Same thing with glibly dismissing their objections as just “a contrived form of the ontological argument.”
That is absolutely incorrect. Plantinga specifically emphasized that Dawkins’ attempt at philosophy is sophomoric even if you taken into account the fact that Dawkins is not a philosopher. In short, the problem is not simply that Dawkins is a scientist; rather, the problem is that his attempt at philosophy demonstrates how little he knows about that subject.
Michael Ruse voices similar objections. Ruse, in case you didn’t know, is both a philosophy professor and one of the foremost atheist debaters of this day. As a professor, he would surely take pleasure in seeing a layperson demonstrate basic competence in philosophy. As a debater, he would surely take delight in seeing the populace offer a well-argued defense of atheism. Instead, he laments the poor quality of Dawkins’ arguments, stating that they are an embarassment to him as an atheist.
Ruse believes that Christianity and evolution can be harmonized, as do a great many scientists, philosophers, and theologians. You obviously hold a different view. Regardless of who is correct on this matter, Ruse’s remark on evolution is ultimately a secondary point – just one of many criticisms that he and other philosophers have voiced of Dawkins’ book. So even if we were to grant that claim, it would do nothing to demonstrate the supposedly high quality of Dawkins’ attempt at philosophy.
Now, if you want a scientist’s viewpoint, there is H. Allen Orr, an atheist and an evolutionary biologist who specializes in reviewing texts that explore philosophy and science. (Indeed, this aspect of his work was key to his current professorial appointment.) What was Orr’s conclusion?
“Despite my admiration for much of Dawkins’s work, I’m afraid that I’m among those scientists who must part company with him here.

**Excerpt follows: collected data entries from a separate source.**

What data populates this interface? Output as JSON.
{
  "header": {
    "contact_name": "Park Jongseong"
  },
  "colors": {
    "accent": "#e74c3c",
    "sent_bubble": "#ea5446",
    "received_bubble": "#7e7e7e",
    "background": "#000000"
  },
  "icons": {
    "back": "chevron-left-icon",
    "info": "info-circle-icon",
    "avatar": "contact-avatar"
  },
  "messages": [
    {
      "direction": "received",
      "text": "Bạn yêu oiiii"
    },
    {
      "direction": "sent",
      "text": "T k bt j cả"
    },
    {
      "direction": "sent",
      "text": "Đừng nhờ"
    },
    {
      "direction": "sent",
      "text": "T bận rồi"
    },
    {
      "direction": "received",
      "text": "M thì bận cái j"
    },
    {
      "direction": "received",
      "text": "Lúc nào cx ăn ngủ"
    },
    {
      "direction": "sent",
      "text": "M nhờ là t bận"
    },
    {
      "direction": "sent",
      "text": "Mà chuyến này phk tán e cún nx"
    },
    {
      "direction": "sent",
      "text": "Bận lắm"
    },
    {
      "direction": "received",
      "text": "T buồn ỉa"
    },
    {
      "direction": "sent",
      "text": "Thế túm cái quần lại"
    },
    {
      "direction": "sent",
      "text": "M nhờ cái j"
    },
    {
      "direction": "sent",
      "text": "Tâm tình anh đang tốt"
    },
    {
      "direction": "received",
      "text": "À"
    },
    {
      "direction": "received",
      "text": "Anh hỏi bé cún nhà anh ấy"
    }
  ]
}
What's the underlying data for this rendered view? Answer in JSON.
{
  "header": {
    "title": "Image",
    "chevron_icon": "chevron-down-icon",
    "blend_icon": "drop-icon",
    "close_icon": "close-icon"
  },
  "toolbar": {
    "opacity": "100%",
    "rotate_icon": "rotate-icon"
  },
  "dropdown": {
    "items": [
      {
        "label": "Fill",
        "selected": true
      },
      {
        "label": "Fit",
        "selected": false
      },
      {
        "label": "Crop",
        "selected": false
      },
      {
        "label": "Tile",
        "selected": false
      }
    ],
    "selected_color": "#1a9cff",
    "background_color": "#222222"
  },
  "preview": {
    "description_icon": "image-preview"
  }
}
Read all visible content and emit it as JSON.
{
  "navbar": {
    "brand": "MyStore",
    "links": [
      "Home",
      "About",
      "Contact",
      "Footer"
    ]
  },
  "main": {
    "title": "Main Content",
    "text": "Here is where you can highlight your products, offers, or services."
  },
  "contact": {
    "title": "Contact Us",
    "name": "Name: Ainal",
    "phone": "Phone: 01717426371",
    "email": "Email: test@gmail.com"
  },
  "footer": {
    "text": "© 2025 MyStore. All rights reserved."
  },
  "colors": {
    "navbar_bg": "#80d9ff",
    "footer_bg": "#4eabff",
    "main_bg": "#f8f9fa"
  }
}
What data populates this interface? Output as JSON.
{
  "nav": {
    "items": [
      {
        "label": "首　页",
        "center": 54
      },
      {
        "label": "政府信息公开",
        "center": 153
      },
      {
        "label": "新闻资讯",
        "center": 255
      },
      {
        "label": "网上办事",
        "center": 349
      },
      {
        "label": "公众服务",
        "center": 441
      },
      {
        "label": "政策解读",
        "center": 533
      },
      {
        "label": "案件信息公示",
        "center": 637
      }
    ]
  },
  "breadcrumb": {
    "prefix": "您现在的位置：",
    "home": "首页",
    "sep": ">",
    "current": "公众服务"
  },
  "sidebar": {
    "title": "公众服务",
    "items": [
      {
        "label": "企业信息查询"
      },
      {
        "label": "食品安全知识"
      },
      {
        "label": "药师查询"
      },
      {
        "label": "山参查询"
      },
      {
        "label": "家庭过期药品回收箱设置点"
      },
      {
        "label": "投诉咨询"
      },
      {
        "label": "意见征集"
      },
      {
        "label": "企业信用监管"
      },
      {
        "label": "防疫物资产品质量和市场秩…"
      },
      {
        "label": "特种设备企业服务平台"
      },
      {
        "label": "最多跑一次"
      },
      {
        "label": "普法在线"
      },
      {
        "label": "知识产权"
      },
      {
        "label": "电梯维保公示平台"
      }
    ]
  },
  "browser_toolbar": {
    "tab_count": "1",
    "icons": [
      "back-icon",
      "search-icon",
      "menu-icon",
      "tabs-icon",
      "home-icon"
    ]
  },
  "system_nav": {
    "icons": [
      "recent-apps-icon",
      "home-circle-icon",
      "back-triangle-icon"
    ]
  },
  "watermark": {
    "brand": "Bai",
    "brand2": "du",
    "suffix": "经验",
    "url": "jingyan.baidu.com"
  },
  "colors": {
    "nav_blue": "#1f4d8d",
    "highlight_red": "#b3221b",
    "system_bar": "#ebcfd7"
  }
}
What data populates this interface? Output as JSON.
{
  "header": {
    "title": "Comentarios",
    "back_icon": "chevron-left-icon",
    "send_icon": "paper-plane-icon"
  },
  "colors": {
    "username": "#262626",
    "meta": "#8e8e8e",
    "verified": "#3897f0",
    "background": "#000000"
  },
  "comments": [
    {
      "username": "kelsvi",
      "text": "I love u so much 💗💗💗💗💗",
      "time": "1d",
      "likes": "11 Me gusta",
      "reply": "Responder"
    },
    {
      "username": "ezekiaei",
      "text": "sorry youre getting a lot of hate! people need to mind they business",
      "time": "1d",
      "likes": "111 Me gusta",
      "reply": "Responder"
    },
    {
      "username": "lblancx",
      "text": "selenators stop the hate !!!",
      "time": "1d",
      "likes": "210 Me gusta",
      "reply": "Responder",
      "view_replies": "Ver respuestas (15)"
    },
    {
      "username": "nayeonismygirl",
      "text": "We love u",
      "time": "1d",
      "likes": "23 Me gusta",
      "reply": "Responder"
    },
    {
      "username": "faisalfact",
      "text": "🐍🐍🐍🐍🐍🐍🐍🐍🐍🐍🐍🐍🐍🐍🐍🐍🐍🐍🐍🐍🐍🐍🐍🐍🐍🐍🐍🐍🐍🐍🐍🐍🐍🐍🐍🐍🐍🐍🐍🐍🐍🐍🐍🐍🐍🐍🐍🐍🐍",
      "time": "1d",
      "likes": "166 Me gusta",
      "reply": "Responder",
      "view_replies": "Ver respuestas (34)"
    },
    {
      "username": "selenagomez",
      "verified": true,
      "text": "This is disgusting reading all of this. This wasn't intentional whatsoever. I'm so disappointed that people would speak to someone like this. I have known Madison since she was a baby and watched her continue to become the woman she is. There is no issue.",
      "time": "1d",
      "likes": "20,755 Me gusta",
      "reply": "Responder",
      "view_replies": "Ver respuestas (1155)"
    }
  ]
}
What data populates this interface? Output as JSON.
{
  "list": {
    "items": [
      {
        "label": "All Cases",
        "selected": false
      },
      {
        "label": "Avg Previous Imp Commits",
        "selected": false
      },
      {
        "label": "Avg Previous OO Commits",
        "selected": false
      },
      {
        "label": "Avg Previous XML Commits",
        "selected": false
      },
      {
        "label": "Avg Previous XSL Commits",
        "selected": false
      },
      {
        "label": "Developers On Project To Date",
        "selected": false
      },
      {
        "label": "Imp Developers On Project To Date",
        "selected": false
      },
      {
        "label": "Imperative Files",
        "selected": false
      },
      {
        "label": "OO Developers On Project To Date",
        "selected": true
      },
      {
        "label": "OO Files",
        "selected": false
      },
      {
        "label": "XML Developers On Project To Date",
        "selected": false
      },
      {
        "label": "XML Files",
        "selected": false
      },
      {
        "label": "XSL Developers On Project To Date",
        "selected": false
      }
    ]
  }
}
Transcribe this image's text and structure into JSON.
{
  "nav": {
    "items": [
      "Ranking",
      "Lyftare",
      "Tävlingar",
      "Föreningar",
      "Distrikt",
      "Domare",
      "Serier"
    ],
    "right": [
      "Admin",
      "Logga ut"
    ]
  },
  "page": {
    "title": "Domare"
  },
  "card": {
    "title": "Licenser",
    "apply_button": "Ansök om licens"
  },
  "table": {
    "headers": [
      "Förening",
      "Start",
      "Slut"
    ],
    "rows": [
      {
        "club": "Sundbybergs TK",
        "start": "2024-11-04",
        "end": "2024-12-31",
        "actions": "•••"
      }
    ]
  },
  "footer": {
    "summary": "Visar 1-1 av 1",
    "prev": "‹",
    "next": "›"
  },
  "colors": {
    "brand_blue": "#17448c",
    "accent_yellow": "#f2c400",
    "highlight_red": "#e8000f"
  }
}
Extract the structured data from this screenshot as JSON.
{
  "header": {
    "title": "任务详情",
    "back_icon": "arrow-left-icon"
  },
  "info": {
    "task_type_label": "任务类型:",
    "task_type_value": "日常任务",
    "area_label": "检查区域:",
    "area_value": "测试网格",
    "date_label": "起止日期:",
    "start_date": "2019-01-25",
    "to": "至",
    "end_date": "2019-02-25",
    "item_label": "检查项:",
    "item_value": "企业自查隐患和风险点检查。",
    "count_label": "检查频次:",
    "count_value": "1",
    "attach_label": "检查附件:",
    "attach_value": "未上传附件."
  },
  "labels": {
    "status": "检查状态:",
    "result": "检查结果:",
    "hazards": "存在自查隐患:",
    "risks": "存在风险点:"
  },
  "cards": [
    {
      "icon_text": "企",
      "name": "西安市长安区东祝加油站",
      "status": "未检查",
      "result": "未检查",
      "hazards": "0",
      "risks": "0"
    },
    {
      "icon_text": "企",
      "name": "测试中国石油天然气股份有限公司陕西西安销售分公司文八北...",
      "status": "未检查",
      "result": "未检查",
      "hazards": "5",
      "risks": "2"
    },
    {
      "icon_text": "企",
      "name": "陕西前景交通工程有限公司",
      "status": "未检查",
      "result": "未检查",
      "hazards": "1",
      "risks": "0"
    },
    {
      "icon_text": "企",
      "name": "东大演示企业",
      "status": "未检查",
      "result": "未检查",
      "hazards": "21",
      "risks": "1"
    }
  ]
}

Indeed, The God Delusion seems to me badly flawed. Though I once labeled Dawkins a professional atheist, I’m forced, after reading his new book, to conclude he’s actually more an amateur. I don’t pretend to know whether there’s more to the world than meets the eye and, for all I know, Dawkins’s general conclusion is right. But his book makes a far from convincing case.”
As an atheist and an evolutionary biologist, Orr would have every reason to support Dawkins’ viewpoint. Instead, he laments the poor quality of the reasoning that Dawkins used – and he was absolutely right to do so.